HomeNewsAverage Social Security Benefits Will Increase by Less Than $4 Next Year
Average Social Security Benefits Will Increase by Less Than $4 Next Year
October 19, 2016
Retired folks have something to celebrate a little, today, as social security benefits are increasing. But don’t plan to throw a weekend bash: the increase is only about $3.92, or 0.3 percent. Currently, the average monthly social security benefit for a retiree is $1,305.30.

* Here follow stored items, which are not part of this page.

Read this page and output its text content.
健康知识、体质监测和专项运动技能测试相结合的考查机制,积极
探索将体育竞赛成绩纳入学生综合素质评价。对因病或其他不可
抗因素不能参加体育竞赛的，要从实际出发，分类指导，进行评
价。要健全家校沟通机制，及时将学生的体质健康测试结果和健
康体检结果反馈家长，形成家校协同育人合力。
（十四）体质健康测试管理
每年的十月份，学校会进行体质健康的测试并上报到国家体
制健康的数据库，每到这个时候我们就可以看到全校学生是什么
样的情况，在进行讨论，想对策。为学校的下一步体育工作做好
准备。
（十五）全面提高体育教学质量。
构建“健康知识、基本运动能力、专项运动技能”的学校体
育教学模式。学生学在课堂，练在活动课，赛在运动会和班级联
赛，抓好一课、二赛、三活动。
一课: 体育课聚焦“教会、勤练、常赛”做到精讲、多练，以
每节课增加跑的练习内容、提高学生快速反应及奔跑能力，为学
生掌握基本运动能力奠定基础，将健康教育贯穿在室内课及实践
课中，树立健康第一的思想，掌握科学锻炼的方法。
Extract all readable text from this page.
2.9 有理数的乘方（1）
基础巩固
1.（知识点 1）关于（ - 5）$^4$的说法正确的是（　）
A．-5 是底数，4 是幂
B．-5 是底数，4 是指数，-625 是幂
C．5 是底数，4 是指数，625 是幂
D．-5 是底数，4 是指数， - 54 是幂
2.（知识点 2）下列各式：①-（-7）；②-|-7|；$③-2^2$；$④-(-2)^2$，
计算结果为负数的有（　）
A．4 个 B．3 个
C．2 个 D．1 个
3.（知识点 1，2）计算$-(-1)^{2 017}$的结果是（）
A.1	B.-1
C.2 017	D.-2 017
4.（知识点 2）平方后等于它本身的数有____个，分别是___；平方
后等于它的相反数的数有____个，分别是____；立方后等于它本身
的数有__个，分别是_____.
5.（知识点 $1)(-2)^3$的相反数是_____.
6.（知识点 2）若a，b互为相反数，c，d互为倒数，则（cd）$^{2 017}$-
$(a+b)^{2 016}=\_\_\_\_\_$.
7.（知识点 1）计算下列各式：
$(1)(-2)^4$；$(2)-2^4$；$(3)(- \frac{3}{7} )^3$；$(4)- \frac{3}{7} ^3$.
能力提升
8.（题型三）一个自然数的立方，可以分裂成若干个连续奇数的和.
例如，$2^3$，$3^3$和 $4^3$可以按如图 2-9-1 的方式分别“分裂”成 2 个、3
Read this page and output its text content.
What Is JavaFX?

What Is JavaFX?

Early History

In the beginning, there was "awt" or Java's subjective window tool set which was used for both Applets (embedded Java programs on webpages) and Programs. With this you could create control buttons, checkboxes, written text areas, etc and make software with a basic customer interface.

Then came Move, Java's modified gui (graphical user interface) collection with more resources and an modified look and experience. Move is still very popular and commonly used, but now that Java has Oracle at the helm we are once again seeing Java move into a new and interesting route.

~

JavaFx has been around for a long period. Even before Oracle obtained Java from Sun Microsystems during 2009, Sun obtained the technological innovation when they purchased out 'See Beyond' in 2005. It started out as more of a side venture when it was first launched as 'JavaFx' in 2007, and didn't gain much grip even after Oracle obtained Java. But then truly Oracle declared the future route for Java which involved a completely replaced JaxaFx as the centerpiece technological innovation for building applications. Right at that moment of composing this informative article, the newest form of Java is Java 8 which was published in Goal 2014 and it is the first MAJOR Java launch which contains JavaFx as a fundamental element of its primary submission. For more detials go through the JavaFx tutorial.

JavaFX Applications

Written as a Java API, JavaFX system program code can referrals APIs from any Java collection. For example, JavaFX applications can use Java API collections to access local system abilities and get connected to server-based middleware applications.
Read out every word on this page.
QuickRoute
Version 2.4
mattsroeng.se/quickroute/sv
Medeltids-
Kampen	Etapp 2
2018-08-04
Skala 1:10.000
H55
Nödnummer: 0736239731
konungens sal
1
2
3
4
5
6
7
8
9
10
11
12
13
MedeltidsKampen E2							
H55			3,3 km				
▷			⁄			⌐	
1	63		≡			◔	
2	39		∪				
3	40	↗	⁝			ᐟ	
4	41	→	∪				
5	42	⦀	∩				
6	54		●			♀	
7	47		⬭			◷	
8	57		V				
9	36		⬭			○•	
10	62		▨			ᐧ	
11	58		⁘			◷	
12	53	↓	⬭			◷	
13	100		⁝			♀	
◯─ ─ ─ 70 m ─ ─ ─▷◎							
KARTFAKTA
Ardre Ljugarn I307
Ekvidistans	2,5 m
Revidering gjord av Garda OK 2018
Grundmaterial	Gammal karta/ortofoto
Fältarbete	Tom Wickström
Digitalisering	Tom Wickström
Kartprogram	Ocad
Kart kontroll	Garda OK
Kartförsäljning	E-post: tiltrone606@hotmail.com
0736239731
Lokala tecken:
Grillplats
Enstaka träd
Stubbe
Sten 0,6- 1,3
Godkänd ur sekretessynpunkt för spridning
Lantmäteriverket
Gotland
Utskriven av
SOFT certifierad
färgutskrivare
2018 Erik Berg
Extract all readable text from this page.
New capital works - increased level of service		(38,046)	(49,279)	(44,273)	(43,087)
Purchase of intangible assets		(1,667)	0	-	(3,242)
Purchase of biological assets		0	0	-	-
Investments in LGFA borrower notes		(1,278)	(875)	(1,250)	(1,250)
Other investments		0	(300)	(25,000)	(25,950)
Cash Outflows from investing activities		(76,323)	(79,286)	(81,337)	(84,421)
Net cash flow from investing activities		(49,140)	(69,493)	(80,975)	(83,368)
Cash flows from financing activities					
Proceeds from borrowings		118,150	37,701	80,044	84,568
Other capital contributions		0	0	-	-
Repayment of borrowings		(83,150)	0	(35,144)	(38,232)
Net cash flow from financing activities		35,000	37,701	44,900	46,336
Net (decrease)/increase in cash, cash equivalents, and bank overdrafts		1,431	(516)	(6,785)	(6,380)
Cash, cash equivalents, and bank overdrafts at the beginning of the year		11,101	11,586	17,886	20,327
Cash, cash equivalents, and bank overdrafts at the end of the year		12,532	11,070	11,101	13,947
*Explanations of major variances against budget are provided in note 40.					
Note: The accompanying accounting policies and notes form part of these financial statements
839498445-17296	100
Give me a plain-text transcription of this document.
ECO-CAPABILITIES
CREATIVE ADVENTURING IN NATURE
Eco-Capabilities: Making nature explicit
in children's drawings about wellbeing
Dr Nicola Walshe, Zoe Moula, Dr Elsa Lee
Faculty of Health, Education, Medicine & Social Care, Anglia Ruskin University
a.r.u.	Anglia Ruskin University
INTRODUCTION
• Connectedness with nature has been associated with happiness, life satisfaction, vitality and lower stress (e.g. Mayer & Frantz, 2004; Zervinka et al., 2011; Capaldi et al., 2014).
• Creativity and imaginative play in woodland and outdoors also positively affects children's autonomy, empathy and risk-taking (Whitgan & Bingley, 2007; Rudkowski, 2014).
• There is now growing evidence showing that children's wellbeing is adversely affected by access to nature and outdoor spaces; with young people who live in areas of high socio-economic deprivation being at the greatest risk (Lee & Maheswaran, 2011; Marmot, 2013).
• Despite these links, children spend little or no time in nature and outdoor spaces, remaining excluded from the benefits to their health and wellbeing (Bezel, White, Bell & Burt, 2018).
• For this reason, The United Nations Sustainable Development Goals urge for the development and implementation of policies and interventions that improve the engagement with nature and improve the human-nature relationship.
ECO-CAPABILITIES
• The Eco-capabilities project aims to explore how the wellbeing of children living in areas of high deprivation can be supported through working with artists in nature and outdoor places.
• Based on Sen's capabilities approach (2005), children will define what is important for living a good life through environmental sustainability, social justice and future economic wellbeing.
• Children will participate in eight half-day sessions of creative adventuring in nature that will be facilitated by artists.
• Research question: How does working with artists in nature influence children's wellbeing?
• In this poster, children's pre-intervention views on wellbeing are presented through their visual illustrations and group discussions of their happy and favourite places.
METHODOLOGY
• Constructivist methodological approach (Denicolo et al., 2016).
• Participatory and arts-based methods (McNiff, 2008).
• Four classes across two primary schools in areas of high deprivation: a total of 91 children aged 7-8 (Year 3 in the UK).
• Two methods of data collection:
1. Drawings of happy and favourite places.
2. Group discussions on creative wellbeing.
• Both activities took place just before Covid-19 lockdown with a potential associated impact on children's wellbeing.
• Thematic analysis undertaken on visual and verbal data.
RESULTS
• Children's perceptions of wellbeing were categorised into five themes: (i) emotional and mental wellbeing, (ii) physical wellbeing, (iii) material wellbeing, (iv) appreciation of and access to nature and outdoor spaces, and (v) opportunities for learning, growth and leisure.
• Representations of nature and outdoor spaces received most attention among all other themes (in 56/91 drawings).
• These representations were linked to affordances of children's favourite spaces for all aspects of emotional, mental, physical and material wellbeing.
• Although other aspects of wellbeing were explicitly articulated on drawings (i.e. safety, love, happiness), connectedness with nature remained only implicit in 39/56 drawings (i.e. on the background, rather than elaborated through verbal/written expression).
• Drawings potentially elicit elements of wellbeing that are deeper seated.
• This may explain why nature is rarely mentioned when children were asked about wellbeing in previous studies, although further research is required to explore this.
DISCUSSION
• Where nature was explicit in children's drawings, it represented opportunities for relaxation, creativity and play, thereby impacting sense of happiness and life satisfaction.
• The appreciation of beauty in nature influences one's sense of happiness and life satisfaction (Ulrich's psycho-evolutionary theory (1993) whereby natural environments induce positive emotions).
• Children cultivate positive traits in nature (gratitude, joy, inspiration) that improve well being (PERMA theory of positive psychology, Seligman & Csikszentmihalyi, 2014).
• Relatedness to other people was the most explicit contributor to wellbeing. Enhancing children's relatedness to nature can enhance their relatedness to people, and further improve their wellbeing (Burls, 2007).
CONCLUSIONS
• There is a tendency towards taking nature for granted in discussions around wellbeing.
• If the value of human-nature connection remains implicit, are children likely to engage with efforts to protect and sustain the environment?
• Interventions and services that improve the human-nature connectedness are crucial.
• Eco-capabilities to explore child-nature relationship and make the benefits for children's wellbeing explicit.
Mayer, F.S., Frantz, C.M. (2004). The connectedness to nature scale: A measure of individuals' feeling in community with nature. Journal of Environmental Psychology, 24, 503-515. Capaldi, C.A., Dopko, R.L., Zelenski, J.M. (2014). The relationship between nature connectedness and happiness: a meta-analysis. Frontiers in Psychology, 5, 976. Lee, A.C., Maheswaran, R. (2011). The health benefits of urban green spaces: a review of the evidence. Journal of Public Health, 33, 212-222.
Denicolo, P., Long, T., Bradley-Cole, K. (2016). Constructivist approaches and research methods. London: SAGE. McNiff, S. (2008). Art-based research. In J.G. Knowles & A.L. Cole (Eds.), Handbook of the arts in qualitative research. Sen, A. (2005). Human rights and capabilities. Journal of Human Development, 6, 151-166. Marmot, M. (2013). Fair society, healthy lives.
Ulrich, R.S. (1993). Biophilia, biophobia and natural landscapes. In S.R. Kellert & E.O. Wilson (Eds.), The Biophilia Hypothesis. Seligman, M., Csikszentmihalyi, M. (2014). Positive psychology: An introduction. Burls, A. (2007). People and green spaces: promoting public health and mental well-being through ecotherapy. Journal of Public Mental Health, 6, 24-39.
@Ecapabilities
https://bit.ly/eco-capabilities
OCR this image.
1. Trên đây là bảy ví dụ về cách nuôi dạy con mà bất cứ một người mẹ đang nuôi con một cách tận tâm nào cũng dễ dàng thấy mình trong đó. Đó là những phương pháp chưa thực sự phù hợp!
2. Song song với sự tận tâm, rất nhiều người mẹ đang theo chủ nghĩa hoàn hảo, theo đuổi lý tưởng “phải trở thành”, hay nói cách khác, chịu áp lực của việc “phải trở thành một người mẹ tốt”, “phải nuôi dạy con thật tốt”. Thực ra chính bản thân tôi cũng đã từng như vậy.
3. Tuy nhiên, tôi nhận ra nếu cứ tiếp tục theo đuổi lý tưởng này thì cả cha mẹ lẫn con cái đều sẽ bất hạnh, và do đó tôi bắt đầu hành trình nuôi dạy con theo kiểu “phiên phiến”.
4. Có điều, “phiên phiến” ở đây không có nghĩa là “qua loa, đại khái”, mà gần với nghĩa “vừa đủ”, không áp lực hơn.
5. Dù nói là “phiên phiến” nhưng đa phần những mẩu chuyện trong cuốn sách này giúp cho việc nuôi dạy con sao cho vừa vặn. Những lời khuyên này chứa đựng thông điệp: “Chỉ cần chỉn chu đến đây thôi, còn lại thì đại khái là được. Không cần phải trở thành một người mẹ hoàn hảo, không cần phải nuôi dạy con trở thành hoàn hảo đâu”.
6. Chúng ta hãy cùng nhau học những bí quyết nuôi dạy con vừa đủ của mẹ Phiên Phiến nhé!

This might be up from last year (when inflation kept social security from expanding at all) but it is still, obviously, not keeping pace with cost of living. And, of course, the annual cost of living adjustment (COLA) went into effect all the way back in 1975.
Now, each retiree’s benefits are different. The averages can be higher depending upon their overall earnings history and how old they were when they first started to receive checks. Today, the maximum retirement benefit—at full retirement age—is $2,639 per month. And this benefit will only grow by $7.92 next year.
This may seem somewhat unfair—not to increase the benefit when inflation kicks in—but some argue that the inflation reading used for calculating the adjustment is a flawed one as retirees do not generally drive as much as younger people who commute every day do. Thus, retirees do not benefit as much from lower gas prices.
According to AARP, though, “Over the last five years, Social Security COLA’s have remained small or nonexistent. Every cent can matter to beneficiaries and their families. After last year’s zero COLA, this year’s announcement doesn’t offer much help to the millions of families who depend on their Social Security benefits.”
At the same time, though, retirees also spend more of their money on health care—and the prices for this continue to rise faster than inflation.
As such, AARP goes on to say, “As prescription prices skyrocket and Medicare premiums and other health costs increase, many older Americans have understandable concerns.”
Indeed, the unequal portion of higher Medicare costs has a lot to do with how the government structures Social Security law, which caps premium increases for 70 percent of current recipients that are based on COLA amounts. This leaves, of course, the other 30 percent of people to pick up what’s left of the tab.